Gemeinsam betraten wir ein dunkles Büro, durch dessen geschlossenen Außenjalousien kaum ein Licht fiel. Auf einem Schreibtisch in der Mitte türmten sich Aktenordner und dahinter saß ein freundlich wirkender Polizist.
„Ah, Miss Callahan setzten sie sich", begrüßte er mich und bot uns einen Platz vor seinem Arbeitsplatz an.
Mit kalten Hände zog ich einen der Stühle zu mir und setzte mich auf die harte Holzfläche.
Er blätterte in der Akte und fragte mich ohne davon aufzusehen: „So laut ihrer Aussage kennen die Mister Winter näher. Warum hat er sie gestern aufgesucht und sie bedroht?“ Sein skeptischer Blick traf mich. Gespannt auf meine Antwort stützte er seine Ellenbogen auf dem Tisch ab und faltet seine Hände vor seinem Gesicht.

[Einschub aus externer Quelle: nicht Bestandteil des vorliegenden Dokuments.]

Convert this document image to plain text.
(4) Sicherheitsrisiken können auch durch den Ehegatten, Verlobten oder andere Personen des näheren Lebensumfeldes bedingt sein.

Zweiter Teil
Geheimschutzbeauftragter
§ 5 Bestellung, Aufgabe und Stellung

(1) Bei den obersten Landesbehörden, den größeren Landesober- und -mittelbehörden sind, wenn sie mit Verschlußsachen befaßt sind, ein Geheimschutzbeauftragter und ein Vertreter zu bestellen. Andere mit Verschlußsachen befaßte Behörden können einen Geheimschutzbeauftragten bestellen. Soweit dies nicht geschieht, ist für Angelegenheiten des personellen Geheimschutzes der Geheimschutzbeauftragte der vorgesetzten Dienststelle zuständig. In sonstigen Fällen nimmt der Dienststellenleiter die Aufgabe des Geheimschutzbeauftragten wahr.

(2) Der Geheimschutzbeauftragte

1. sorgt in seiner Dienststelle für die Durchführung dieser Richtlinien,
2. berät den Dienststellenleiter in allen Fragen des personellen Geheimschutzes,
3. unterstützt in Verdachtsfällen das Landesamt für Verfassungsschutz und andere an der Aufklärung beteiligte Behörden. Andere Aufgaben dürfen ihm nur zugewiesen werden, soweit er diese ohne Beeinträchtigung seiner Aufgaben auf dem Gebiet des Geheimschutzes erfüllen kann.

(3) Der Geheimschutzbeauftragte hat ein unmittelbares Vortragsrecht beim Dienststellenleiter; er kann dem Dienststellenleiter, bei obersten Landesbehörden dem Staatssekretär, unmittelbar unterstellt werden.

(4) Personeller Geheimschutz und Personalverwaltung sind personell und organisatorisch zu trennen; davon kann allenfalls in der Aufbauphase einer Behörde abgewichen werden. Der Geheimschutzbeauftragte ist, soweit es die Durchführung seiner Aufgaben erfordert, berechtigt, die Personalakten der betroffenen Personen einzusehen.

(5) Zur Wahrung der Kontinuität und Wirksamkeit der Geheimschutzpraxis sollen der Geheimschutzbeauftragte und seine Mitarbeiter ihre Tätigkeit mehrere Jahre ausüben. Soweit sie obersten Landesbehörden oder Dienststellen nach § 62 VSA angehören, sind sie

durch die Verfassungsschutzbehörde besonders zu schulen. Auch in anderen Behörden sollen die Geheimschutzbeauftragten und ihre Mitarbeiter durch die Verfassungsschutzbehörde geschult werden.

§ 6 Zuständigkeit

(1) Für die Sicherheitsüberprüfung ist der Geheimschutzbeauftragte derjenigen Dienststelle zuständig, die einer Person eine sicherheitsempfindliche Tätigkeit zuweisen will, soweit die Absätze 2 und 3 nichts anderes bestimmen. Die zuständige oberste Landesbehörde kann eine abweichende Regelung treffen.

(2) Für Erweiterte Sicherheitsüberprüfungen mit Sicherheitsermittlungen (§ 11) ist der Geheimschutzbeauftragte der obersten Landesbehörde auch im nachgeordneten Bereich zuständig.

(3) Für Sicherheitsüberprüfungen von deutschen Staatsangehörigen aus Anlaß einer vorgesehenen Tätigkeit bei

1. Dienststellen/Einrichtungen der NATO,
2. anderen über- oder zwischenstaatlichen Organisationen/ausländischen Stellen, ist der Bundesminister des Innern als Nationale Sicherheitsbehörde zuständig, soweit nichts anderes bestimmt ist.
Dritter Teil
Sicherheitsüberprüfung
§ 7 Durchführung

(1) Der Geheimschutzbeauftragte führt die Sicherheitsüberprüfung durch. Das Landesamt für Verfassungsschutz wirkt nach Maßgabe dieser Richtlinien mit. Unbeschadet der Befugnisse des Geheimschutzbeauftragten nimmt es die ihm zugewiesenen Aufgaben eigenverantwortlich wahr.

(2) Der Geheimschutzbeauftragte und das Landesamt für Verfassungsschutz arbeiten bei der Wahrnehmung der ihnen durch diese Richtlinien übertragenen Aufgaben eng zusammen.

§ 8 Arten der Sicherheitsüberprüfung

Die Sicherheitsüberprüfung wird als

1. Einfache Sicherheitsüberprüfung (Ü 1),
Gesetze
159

Ich fummelte nervös an dem roten Band von meinem Tagebuch und sah Hilfe suchend zu James, der mich bestärkend anlächelte. „Wir hatten vor über einem Jahr eine Liebesbeziehung, die ich beendete habe, nachdem er die Hand gegen mich erhoben hatte“, sagte ich selbstsicher und mein Herz fühlte sich befreit diese Worte laut auszusprechen. „Seit dem versucht er mich mit allen Mittel zurückzubekommen." Ich legte dem Beamten das Foto vor, das Alex für mich in der Bar zurückgelassen hatte.

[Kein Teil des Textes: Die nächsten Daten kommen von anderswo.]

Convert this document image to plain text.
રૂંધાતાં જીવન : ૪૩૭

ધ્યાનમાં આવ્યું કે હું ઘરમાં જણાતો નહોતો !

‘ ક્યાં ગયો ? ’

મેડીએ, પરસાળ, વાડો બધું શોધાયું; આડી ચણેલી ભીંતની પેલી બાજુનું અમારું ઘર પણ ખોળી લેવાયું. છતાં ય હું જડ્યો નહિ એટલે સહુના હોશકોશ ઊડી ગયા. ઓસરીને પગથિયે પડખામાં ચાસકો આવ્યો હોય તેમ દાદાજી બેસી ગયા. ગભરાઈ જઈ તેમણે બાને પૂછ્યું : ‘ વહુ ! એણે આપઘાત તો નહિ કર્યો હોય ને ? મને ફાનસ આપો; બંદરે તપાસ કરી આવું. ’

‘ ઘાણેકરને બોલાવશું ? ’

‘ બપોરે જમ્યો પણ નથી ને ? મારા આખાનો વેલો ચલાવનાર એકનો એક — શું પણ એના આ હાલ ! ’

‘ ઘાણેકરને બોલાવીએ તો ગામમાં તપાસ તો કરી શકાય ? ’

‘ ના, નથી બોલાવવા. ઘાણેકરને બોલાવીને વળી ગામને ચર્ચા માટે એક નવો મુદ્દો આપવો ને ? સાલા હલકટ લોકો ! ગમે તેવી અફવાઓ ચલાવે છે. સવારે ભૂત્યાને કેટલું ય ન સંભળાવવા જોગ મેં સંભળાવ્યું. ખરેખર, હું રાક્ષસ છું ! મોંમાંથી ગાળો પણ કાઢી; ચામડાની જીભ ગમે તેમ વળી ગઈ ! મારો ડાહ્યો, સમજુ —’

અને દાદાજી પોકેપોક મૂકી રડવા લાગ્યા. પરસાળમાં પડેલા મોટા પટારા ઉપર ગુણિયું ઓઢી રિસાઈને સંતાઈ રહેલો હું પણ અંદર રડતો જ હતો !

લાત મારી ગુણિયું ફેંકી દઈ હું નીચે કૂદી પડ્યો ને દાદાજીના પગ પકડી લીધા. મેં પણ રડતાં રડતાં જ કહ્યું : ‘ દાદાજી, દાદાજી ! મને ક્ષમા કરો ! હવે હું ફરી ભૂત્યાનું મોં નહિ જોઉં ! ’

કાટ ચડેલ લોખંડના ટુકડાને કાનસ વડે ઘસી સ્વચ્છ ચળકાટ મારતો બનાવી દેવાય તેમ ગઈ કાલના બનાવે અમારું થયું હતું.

Eine Weile betrachtete er es und runzelte dabei seine Stirn, als wäre mein einziger handfester Beweis gegen meinen Ex nicht viel wert. „Das sind schwere Anschuldigungen, die Sie vorbringen. Stalking ist kein Kavaliersdelikt. Können Sie mir sagen, warum Sie erst jetzt damit zur Polizei kommen?“
„Ich hatte Angst. Niemand hätte einem geistig labilen Mädchen auf Medikamenten, die gerade ihre Mutter verloren hatte, geglaubt“, erklärte ich mich mit zitternder Stimme. „Seine Worte waren unmissverständlich, dass es sinnlos sei vor ihm davon zu laufen.“ Ich schob das aufgeschlagene Notizbuch über den Tisch. „Darin steht alles, was ich seit unsere Trennung verfasst habe. Jede Begegnung mit ihm bis zu dem Tag zurück als durch seine Hand meine Mutter ihr Leben verlor“, stockte ich,„und ich meine Seele“, ergänzte ich im Flüsterton.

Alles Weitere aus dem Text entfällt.